Les conséquences de l’impitoyable lock-out israélien sont montrées ici dans leurs conséquences délétères sur la vie quotidienne des femmes. Le récit de Fatenah est inspiré de l’histoire réelle du combat de Fatma Bargouth contre le cancer, décédée à 29 ans, empêchée de se soigner à cause du blocus israélien imposé à la Bande de Gaza depuis 2007. Il y a cette ambiguïté qui fait toute la poignante et douloureuse beauté de la réalisation : le trait net, coupant, volontiers simpliste des dessins et des figures se dérobe peu à peu sous les effets de brouillage oniriques de la mise en scène, de plages contemplatives. Ces dernières n’enlèvent rien à la violence et à l’attente jusqu’à l’épuisement à l’œuvre dans le plus grand point de passage entre Palestine et Israël soumis à l’arbitraire des gardes-frontières. C’est l’immense Check Point de Qalandiya, à l’Est de Jérusalem sur la route de Ramallah, du côté appelé West Bank. Comme le montre parfaitement le film, au Check Point Qalandiya, il existe trois passages obligés, bloqués par un tourniquet qui impose son rythme. Il faut ensuite passer au contrôle d’identité et par le détecteur de métaux. Son déclanchement fera subir à Fatenah la pire humiliation de sa courte vie. Le passage qu’elle emprunte est appelé « humanitaire », Humanitarian Gate, parce qu’il est réservé aux femmes, aux enfants, aux malades et aux vieillards, mais il ouvre plus tard, et, pour être à l’heure si on est dans cette catégorie, il faut jouer des coudes dans d’autres files, ou compter sur la bonne volonté des uns et des autres. En témoigne dans le film d’animation, le militaire qui, malgré des ordres supérieurs directs reçus par radio, ne laissera pas passer le père et la sœur de l’infortunée.

 

L’odyssée spatiale et identitaire au féminin

Alors que la Palestine prise entre les feux croisés du Hamas, le relatif népotisme de l’Autorité palestinienne et les opérations militaires mortifères israéliennes, accède au statut d’Etat observateur au sein de l’ONU et qu’une fragile trêve s’étend sur Gaza, l’artiste visuelle palestinienne Larissa Sansour offre avec Un exil dans l’espace (2009) un sidérant périple évoluant au ralenti sur la pulsation lyrique de la bande originale du film de Kubrick (Strauss ici) remixée avec des effluves orientales, dans un costume de palestinaute (cosmonaute étant attribué aux Américains et spationaute, aux Russes), elle déplace la conquête de l’espace dont l’acmé eut lieu au plus fort de la Guerre du Vietnam et la nomme exode. Avec une ironie distanciée à la Pipilotti Rist, dans son casque, on entend grésiller : Jerusalem, we have a problem. Une référence directe à une réplique du film Apollo 13 signé Ron Howard avec Tom Hanks, où une mission spatiale américaine vit sont retour, un temps compromis, par l’explosion d’un réservoir d’oxygène.

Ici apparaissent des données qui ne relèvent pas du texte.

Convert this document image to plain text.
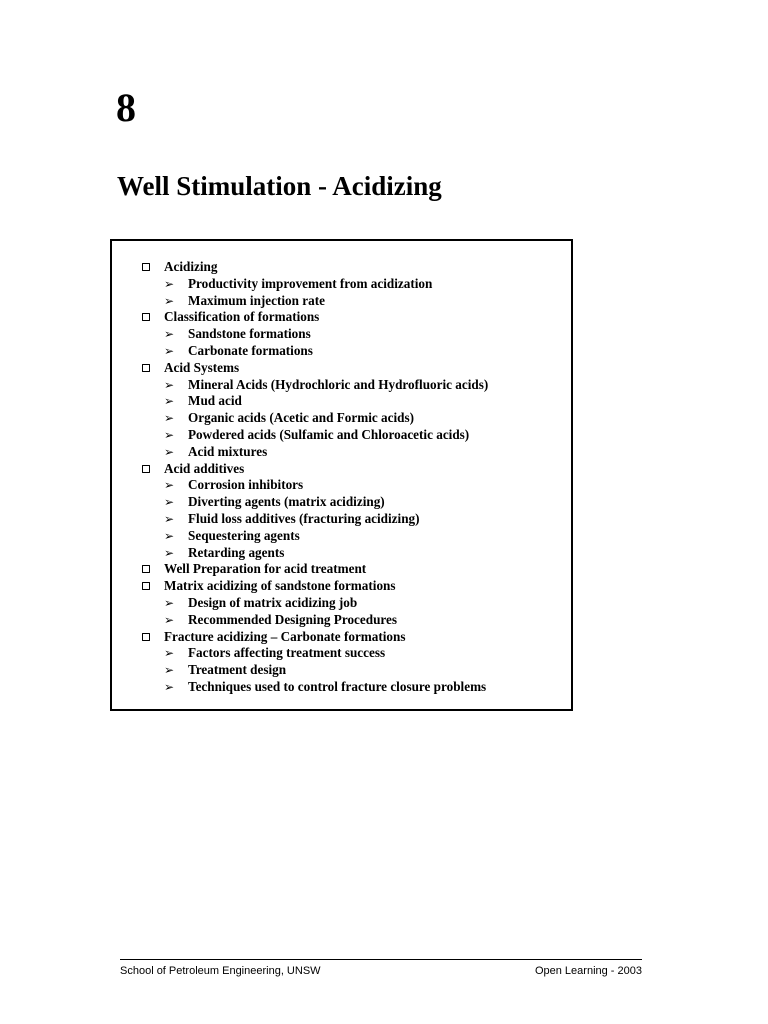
8
Well Stimulation - Acidizing
Acidizing
➢ Productivity improvement from acidization
➢ Maximum injection rate
Classification of formations
➢ Sandstone formations
➢ Carbonate formations
Acid Systems
➢ Mineral Acids (Hydrochloric and Hydrofluoric acids)
➢ Mud acid
➢ Organic acids (Acetic and Formic acids)
➢ Powdered acids (Sulfamic and Chloroacetic acids)
➢ Acid mixtures
Acid additives
➢ Corrosion inhibitors
➢ Diverting agents (matrix acidizing)
➢ Fluid loss additives (fracturing acidizing)
➢ Sequestering agents
➢ Retarding agents
Well Preparation for acid treatment
Matrix acidizing of sandstone formations
➢ Design of matrix acidizing job
➢ Recommended Designing Procedures
Fracture acidizing – Carbonate formations
➢ Factors affecting treatment success
➢ Treatment design
➢ Techniques used to control fracture closure problems
School of Petroleum Engineering, UNSW	Open Learning - 2003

La Palestine se trouve projetée au rang de grande puissance mondiale. «Il y a une émigration massive de la Palestine aujourd’hui », reconnaît Sansour. «Les conditions de vie des gens deviennent si intolérables qu’ils sont forcés à quitter cette terre. Comme notre réalité est tellement absurde, je me sentais libre de faire mon propre espace. » Dans d’autres vidéos, Larissa Sansour convoquait déjà de musique de genre (western et sitcom) pour insuffler aux images du quotidien, une dimension onirique, décalée voire parodique. Ces dernières étaient néanmoins clairement rattachées à la forme documentaire qui témoignait des humiliations et exactions subies. La thématique de l’espace, de son contrôle et de son appropriation, est essentielle chez une artiste qui connaît la dispersion d’un peuple, mais aussi un espace fragmenté, quadrillé, déréglé par l’armée israélienne dans son occupation des territoires et l’enfermement à Gaza.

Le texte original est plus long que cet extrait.